A planning application for a terrace has been submitted to South Oxfordshire District Council, the planning authority.

The yoga studio would be open from 9am to 5.30pm Monday to Saturday.

Laurence Plant and Rob Griffiths launched the business at the Henley Enterprise Park in December 2013 before moving to the Oast House towards the end of 2014. The premises have had a variety of uses over the years, including a boxing club, offices, a nightclub and, most recently, home to the Henley Club, a gym.

A design and access statement with the application says: “The design of the terrace will not affect the structural integrity of the building.

“The proposed works will create an independent structure which will sit on top of the existing flat roof. It will utilise the previously unusable space.

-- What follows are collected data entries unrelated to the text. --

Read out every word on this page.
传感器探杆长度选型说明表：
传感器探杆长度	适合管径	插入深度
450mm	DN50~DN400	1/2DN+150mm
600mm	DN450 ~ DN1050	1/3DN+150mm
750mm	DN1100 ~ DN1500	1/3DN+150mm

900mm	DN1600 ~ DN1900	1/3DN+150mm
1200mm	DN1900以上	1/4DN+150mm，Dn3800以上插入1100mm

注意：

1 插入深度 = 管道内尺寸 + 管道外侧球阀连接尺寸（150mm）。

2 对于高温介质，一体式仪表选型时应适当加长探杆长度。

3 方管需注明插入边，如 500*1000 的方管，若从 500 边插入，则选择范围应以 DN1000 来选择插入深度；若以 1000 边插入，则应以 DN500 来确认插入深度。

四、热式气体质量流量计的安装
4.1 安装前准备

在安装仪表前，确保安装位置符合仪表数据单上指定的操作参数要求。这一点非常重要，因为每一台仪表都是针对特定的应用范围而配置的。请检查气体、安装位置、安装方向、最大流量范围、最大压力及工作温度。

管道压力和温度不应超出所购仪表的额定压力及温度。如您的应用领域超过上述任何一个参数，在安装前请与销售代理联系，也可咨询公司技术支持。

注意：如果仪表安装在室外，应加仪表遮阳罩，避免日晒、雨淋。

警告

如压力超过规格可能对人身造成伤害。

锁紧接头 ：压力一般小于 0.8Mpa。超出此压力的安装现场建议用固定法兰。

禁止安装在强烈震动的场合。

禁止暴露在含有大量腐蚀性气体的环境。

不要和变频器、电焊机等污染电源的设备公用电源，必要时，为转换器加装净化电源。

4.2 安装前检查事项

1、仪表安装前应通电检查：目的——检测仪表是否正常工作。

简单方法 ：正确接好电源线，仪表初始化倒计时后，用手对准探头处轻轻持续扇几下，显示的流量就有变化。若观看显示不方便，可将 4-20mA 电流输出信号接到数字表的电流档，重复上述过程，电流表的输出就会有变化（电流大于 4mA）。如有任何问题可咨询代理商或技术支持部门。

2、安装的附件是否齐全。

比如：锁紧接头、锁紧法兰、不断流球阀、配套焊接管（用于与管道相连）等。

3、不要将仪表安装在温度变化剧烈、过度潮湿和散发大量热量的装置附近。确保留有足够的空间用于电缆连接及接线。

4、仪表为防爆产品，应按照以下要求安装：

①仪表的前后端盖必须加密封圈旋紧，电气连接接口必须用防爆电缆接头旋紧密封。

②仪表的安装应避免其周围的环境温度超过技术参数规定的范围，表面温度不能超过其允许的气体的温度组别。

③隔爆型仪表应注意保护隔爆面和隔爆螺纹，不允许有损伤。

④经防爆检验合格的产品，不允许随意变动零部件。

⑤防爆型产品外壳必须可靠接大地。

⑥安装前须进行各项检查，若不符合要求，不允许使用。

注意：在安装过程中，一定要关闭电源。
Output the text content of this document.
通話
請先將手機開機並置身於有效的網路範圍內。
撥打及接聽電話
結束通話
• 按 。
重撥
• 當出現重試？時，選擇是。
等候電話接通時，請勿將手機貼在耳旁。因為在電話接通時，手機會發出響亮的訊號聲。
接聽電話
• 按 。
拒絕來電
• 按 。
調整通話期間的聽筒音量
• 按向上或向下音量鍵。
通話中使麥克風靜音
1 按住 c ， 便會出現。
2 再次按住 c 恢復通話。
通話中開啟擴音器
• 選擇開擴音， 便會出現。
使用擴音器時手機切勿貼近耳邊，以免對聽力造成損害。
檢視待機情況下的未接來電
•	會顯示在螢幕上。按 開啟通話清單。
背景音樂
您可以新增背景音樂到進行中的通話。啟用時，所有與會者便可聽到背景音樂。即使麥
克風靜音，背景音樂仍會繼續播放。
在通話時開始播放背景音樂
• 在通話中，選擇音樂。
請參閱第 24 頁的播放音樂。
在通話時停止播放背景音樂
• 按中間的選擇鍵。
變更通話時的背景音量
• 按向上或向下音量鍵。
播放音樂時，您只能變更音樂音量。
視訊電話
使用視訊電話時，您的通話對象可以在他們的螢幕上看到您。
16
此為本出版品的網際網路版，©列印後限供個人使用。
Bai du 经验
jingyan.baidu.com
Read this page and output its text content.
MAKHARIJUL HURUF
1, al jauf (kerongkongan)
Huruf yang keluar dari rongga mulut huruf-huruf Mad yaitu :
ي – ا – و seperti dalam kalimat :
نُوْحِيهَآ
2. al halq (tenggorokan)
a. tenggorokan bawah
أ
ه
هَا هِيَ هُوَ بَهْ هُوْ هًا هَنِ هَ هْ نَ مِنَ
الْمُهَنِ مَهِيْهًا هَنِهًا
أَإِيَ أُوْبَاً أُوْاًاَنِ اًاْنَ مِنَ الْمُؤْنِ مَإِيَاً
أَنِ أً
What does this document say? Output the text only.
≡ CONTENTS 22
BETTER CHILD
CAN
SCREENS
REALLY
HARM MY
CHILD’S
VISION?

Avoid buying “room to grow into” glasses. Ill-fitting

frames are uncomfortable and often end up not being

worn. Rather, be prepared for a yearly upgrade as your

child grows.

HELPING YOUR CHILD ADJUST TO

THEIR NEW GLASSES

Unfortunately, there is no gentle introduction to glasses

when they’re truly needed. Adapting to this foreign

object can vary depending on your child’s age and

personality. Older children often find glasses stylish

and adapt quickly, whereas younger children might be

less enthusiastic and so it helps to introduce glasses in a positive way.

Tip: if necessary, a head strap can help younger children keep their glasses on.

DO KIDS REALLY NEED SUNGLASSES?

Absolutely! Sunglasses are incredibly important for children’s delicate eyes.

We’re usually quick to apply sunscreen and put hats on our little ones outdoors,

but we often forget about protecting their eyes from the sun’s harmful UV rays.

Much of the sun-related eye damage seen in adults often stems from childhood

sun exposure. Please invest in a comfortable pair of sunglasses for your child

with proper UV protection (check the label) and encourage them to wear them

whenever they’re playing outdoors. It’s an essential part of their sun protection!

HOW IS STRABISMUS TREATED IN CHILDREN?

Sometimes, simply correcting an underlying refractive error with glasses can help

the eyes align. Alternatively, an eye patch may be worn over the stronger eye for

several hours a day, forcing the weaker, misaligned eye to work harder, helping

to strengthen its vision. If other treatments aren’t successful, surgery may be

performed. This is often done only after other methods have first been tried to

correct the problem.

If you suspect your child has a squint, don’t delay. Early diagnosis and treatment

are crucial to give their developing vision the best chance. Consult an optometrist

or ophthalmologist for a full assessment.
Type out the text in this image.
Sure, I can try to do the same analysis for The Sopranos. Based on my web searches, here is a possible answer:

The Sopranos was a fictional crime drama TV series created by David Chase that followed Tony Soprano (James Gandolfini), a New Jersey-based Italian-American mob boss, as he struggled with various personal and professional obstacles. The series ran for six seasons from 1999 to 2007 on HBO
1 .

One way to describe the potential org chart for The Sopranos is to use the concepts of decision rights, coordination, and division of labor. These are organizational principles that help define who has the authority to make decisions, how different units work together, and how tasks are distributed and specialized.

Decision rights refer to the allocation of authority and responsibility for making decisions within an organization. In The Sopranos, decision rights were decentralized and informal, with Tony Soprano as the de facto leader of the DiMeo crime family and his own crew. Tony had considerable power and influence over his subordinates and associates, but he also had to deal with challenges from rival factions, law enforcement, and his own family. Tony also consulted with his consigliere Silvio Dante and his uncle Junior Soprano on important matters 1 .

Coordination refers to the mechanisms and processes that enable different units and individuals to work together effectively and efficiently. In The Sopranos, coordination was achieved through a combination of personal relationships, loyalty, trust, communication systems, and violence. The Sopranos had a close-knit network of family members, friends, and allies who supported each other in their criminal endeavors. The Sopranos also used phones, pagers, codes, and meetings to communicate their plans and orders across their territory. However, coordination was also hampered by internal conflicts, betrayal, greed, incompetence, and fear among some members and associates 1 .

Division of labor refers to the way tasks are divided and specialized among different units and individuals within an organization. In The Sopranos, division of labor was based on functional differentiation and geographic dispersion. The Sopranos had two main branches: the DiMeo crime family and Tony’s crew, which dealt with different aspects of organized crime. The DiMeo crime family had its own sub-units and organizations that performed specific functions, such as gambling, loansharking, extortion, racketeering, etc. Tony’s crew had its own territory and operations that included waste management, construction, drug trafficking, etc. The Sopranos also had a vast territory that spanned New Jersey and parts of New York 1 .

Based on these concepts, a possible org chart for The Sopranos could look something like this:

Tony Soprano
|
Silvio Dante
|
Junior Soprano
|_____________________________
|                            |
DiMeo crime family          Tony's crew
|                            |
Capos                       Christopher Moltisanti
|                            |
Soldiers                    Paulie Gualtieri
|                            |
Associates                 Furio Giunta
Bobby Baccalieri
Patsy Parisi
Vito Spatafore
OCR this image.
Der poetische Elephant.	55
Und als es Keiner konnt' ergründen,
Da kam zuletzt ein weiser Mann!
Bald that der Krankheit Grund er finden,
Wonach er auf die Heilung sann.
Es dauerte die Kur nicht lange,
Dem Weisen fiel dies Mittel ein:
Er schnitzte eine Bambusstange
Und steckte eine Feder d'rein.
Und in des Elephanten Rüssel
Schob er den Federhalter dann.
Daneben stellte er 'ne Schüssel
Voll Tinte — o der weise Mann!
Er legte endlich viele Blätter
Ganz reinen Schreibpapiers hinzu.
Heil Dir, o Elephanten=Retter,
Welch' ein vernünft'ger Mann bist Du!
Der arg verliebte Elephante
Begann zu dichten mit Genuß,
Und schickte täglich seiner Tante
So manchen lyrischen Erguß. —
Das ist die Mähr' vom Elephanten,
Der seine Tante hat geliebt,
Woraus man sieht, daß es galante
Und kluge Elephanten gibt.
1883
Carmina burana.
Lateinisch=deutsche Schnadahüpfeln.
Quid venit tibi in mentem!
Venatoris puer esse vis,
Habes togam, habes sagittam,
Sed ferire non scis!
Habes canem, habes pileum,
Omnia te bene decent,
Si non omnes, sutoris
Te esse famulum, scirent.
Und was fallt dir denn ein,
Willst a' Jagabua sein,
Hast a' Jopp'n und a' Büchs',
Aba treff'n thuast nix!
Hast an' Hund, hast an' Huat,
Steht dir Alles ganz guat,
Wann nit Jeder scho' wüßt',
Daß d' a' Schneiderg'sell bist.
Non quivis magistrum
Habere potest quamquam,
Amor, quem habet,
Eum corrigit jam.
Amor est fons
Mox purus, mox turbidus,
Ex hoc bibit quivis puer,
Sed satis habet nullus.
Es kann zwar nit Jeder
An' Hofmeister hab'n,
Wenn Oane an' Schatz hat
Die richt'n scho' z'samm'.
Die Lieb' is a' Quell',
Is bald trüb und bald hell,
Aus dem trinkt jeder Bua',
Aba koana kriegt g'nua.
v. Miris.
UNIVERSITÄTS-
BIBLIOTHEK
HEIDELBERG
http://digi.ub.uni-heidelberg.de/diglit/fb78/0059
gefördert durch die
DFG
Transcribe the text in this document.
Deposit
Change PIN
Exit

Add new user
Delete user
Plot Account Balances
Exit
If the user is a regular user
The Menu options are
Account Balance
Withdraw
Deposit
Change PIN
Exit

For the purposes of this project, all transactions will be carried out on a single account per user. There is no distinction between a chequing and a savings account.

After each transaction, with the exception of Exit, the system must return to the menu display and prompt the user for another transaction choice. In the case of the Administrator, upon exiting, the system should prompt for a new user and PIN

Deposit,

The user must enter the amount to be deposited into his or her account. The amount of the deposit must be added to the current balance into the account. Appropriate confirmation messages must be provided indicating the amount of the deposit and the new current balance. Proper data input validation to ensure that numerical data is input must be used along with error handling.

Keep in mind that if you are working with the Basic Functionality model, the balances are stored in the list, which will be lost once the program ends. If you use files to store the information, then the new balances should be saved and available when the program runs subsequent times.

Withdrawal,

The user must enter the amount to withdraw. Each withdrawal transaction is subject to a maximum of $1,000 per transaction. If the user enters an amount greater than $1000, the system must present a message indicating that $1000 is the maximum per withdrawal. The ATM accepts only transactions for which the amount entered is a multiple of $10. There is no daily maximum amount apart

“Pre-application advice was sought, which confirms that the proposal must not encroach on to the neighbouring properties’ privacy. Therefore, it has been specified that an opaque balustrade with a minimum height of 1,100mm must be placed around the terrace. We feel that this will be more than adequate due to the proposed purpose of the new terrace.”

District council planning officer Simon Kitson said: “Although the existing extension is of limited architectural merit and recessed behind the main elevation, this is a sensitive location within the conservation area due to the special architectural interest of the Oast House and the level of potential visibility from public vantage points within the Greys Road car park.

“As detailed designs have not been submitted at this stage, it is not possible to assess the potential visual impact of the external changes upon the character and appearance of the building or the wider area.

“However, I consider that it should be possible to find an appropriate design which would both provide the necessary safety features and avoid any adverse visual impact.

“Provided that the subsequent application demonstrates an appropriate level of privacy screening and a design which is sympathetic to the character of the building and its historic setting, it is my opinion that a formal submission is likely to be viewed favourably by the council.”

The district council will make a decision by July 22.